I’d never run that far in my life, I’d barely walked that far. Mum and Dad were adamant I could do it “No worries” said Mum, “Dad will get you ready”. The game was on, the long distance game, my sprinter’s instincts were put on hold, it’s all about the long game now.
So, most nights after work at the hardware store Dad and I would set off from our Buff Point house before dinner on a slow jog, and I mean slow, trudging along past the barking dog, the dim street lights, the random passing car, we were on a mission, some nights my sister Kristen would join us, each night we’d go a little further and pick up the pace, some nights it was cold, the beanie’s would come out, I was Rocky, Dad the trainer.
As the nights turned into weeks I was feeling more confident, I could do this, hey I’d walk the last kilometer if I had to but there was no time for doubts as the day had arrived, Mum and Dad drove me down to the road hugging Budgewoi Beach, where I was receiving the baton, it was raining, I was nervous, I’ll admit it.
The Police and torch organizers directed me into position, here I was in my short shorts (hey, it was the 80’s), Queens Relay t-shirt and bowl haircut. Even in the rain the streets were lined with people, waving flags. I could see off in the distance the runner approaching surrounded by more Police. The moment was here, my chest was beating, the figure was getting closer, truth be told I can’t even remember who gave me the baton; I was in some kind of trance.
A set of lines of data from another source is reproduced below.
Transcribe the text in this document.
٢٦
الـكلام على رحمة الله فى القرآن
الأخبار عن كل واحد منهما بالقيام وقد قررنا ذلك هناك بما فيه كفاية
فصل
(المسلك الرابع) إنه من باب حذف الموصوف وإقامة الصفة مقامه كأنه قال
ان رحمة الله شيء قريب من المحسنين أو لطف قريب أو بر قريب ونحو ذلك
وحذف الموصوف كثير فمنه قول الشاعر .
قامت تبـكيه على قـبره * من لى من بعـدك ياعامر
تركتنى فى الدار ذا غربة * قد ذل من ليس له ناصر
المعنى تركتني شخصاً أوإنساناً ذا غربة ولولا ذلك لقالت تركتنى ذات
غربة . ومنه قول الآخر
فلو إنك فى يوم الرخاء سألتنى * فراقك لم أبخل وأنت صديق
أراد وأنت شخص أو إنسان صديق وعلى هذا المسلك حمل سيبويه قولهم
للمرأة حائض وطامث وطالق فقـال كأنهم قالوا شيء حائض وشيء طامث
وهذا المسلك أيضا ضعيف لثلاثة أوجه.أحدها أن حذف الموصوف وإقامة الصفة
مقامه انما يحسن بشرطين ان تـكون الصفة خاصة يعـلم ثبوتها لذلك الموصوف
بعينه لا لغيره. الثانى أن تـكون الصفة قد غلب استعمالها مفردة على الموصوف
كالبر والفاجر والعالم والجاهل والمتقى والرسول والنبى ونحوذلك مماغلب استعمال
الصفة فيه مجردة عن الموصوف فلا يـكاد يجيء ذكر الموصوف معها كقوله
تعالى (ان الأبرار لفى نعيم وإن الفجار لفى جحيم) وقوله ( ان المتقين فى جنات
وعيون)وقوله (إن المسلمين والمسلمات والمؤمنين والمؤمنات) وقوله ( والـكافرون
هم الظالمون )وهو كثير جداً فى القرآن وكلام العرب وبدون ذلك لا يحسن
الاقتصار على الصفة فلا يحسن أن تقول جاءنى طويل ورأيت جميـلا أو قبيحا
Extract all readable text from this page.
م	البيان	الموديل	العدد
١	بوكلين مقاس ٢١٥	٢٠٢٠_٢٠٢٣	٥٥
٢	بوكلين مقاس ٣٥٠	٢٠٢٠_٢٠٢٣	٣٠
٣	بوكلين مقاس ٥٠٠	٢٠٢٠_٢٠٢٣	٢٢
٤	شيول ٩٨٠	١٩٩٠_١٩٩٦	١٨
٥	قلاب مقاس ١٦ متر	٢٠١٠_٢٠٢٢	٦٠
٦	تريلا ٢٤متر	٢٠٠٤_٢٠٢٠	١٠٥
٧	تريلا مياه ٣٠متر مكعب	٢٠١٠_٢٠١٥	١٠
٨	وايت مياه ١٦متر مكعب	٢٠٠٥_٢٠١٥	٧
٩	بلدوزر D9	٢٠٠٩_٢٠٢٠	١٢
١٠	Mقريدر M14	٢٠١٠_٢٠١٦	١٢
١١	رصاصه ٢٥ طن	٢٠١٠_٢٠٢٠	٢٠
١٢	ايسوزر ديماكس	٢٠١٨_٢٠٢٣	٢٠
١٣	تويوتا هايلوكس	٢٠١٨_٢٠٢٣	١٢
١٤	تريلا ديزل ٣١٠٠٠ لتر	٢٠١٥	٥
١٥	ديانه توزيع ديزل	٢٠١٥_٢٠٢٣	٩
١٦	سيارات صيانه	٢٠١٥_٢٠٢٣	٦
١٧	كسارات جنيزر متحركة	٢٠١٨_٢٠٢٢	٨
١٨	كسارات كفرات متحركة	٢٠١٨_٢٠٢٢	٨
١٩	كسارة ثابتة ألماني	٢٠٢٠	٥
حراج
Now I’ve got the baton, I turn and start running and it feels good, really good, the crowd is giving encouragement ‘Go David’, ‘Hey David’, I see friends of my Parents, kids from school, locals I’ve never met, the Policeman on his motorcycle is in front of me another one is behind, they must be going slow because I’m not exactly Flash Gordon out there.
I make it over the bridge through suburbia, along the Budgewoi Shops, I’m well over halfway and feeling good, hey maybe I should give up sprinting and switch to long distance. It’s still raining but nobody seems to care, I come around a sweeping bend and see the next runner off in the distance, now I’m starting to feel hamstring heavy shall we say, no problem as I trundle on.
My bowl haircut keeps bobbing up and down and as I get closer I’m actually thinking I’m not sure I want to hand this thing over, maybe I should take it all the way to Brisbane. Ah maybe not, with a tinge of regret I hand it over and my work here is done.
What a thrill. Years later I would get this honor again, in 2006 carrying the baton along the exact same road as a 36 year old for the Melbourne Commonwealth Games, no rain or worries about making the distance this time around though, in glorious sunshine and in the wheelchair, this journey was a breeze and just as thrilling.